La City de Londres, un univers d'hommes surpayés ? C'est l'image renvoyée par le secteur financier britannique, symbole d'inégalités salariales criantes et des difficultés des femmes à accéder aux plus hautes fonctions.
Une nouvelle réglementation au Royaume-Uni contraint les grands noms de la finance à publier les écarts de salaire entre hommes et femmes. Et les chiffres ne sont pas flatteurs.
Si toutes entreprises confondues, un homme gagne en moyenne 18,4% de plus qu'une femme dans le pays, l'écart monte en flèche dans le secteur financier, le plus mauvais élève aux côtés du transport aérien.
Parmi les banques, il grimpe à 33% pour Lloyds Banking Group et à 37,2% chez RBS, et s'envole pour les établissement tournés vers la banque d'affaires, avec un écart de 48% chez Barclays International, 55,5% chez Goldman Sachs et à 59% à HSBC.
Il est "choquant d'en être là en 2018", s'est alarmée la présidente de la puissante commission du Trésor de la Chambre des Communes britannique, Nicky Morgan, en commentant les chiffres de Barclays.
Ce début de transparence est le résultat d'une réglementation adoptée en avril 2017 au Royaume-Uni qui impose aux entreprises de plus de 250 salariés de publier d'ici au 6 avril les écarts salariaux entre hommes et femmes.
Plafond de verre
La plupart des banques ont devancé la date limite, mais à quelques jours de l'échéance les chiffres n'ont toujours pas été publiés par environ la moitié des 9.000 entreprises concernées, tous secteurs confondus.
L'écart est mesuré grâce à la moyenne des revenus pour les employés de chaque sexe, sans tenir compte du type de poste occupé ou de l'ancienneté.
Le gouvernement n'a pas imposé de publier les différences de salaires pour un même poste, alors qu'une loi de 1970 interdit en théorie toute discrimination dans ce cas précis.

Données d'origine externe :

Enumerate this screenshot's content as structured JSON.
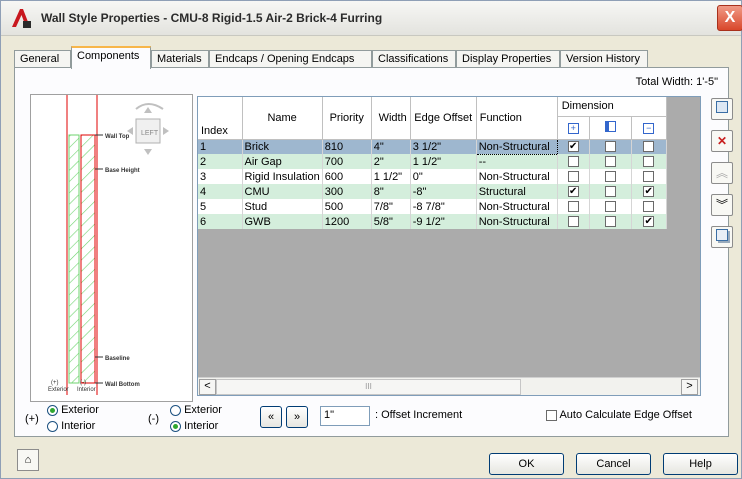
{
  "window": {
    "title": "Wall Style Properties - CMU-8 Rigid-1.5 Air-2 Brick-4 Furring",
    "close_glyph": "X"
  },
  "tabs": [
    {
      "label": "General"
    },
    {
      "label": "Components"
    },
    {
      "label": "Materials"
    },
    {
      "label": "Endcaps / Opening Endcaps"
    },
    {
      "label": "Classifications"
    },
    {
      "label": "Display Properties"
    },
    {
      "label": "Version History"
    }
  ],
  "active_tab": "Components",
  "total_width": "Total Width: 1'-5\"",
  "preview": {
    "view_label": "LEFT",
    "labels": {
      "wall_top": "Wall Top",
      "base_height": "Base Height",
      "baseline": "Baseline",
      "wall_bottom": "Wall Bottom",
      "exterior_sign": "(+)",
      "exterior": "Exterior",
      "interior_sign": "(-)",
      "interior": "Interior"
    }
  },
  "grid": {
    "headers": {
      "index": "Index",
      "name": "Name",
      "priority": "Priority",
      "width": "Width",
      "edge_offset": "Edge Offset",
      "function": "Function",
      "dimension": "Dimension"
    },
    "dimension_icons": [
      "dim-exterior-icon",
      "dim-center-icon",
      "dim-interior-icon"
    ],
    "rows": [
      {
        "index": "1",
        "name": "Brick",
        "priority": "810",
        "width": "4\"",
        "edge_offset": "3 1/2\"",
        "function": "Non-Structural",
        "d1": true,
        "d2": false,
        "d3": false
      },
      {
        "index": "2",
        "name": "Air Gap",
        "priority": "700",
        "width": "2\"",
        "edge_offset": "1 1/2\"",
        "function": "--",
        "d1": false,
        "d2": false,
        "d3": false
      },
      {
        "index": "3",
        "name": "Rigid Insulation",
        "priority": "600",
        "width": "1 1/2\"",
        "edge_offset": "0\"",
        "function": "Non-Structural",
        "d1": false,
        "d2": false,
        "d3": false
      },
      {
        "index": "4",
        "name": "CMU",
        "priority": "300",
        "width": "8\"",
        "edge_offset": "-8\"",
        "function": "Structural",
        "d1": true,
        "d2": false,
        "d3": true
      },
      {
        "index": "5",
        "name": "Stud",
        "priority": "500",
        "width": "7/8\"",
        "edge_offset": "-8 7/8\"",
        "function": "Non-Structural",
        "d1": false,
        "d2": false,
        "d3": false
      },
      {
        "index": "6",
        "name": "GWB",
        "priority": "1200",
        "width": "5/8\"",
        "edge_offset": "-9 1/2\"",
        "function": "Non-Structural",
        "d1": false,
        "d2": false,
        "d3": true
      }
    ],
    "scroll_left": "<",
    "scroll_right": ">",
    "scroll_grip": "III"
  },
  "side_buttons": [
    "add-component-icon",
    "delete-component-icon",
    "move-up-icon",
    "move-down-icon",
    "copy-icon"
  ],
  "bottom": {
    "plus_label": "(+)",
    "minus_label": "(-)",
    "plus_exterior": "Exterior",
    "plus_interior": "Interior",
    "minus_exterior": "Exterior",
    "minus_interior": "Interior",
    "prev_btn": "«",
    "next_btn": "»",
    "offset_value": "1\"",
    "offset_label": ": Offset Increment",
    "auto_calc_label": "Auto Calculate Edge Offset"
  },
  "footer": {
    "ok": "OK",
    "cancel": "Cancel",
    "help": "Help"
  },
  "colors": {
    "selected_row": "#9eb7cf",
    "alt_row": "#d4eedc",
    "active_tab_accent": "#f7b64a",
    "wall_line": "#e00000",
    "hatch": "#6fd36f"
  }
}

C'est la raison pour laquelle les banques s'empressent d'expliquer que l'énorme différence de revenus publiée s'explique par une répartition des postes désavantageuse pour les femmes.
En cause, le fameux plafond de verre qui cantonne les femmes dans des postes subalternes et les empêche d'accéder au sommet de la hiérarchie ou aux activités les plus prestigieuses comme la banque d'affaires ou les marchés, royaume des traders.
"L'industrie financière n'a pas encore assez de femmes au sommet de la hiérarchie et c'est là où on trouve les meilleurs salaires", explique à l'AFP Karen Frank, directrice générale de la banque privée chez Barclays.
Les comités exécutifs ou les conseils d'administrations se sont certes ouverts aux femmes, mais aucune d'entre elles n'est directrice générale d'une grande institution financière, à une exception près: Inga Beale, qui dirige le Lloyd's of London, l'historique marché londonien de l'assurance.
"Nous devons faire plus pour permettre aux femmes d'accéder à des postes plus élevés", appelait-elle début mars.
'Rien n'est acquis'
Les institutions financières lancent bien des initiatives, mais les progrès sont lents. La plupart d'entre elles se donnent des objectifs chiffrés pour avoir plus de femmes au poste de direction, diversifient le recrutement, ou rendent le travail plus harmonieux avec la vie de famille.
Pour accélérer le mouvement, le ministère des Finances a lancé en mars 2016 la "Charte pour les femmes dans la finance", signée à ce jour par plus de 200 entreprises qui s'engagent à avoir une représentation plus juste dans les services financiers.
Le bilan dévoilé ce mois-ci est toutefois mitigé. Sur les 68 premiers signataires, un peu plus de la moitié ont augmenté la proportion de femmes à des postes de responsabilité depuis 18 mois. Pour 22% des entreprises, le taux a même baissé.
"Il y a encore beaucoup à faire et j'attends avec impatience que ces entreprises respectent vraiment leurs objectifs dans les prochaines années", a pointé la Première ministre britannique Theresa May.
Sans compter que demeurent des manifestations du sexisme dans le monde des affaires, bruyamment rappelées par un scandale de harcèlement sexuel lors d'un prestigieux dîner de charité du secteur financier à Londres cet hiver.
Quant à elle, Megan Butler, une des responsables du gendarme boursier britannique racontait récemment comment un banquier avait donné du "petite dame" à une inspectrice du régulateur. "Nous ne devons rien considéré comme acquis", prévient-elle.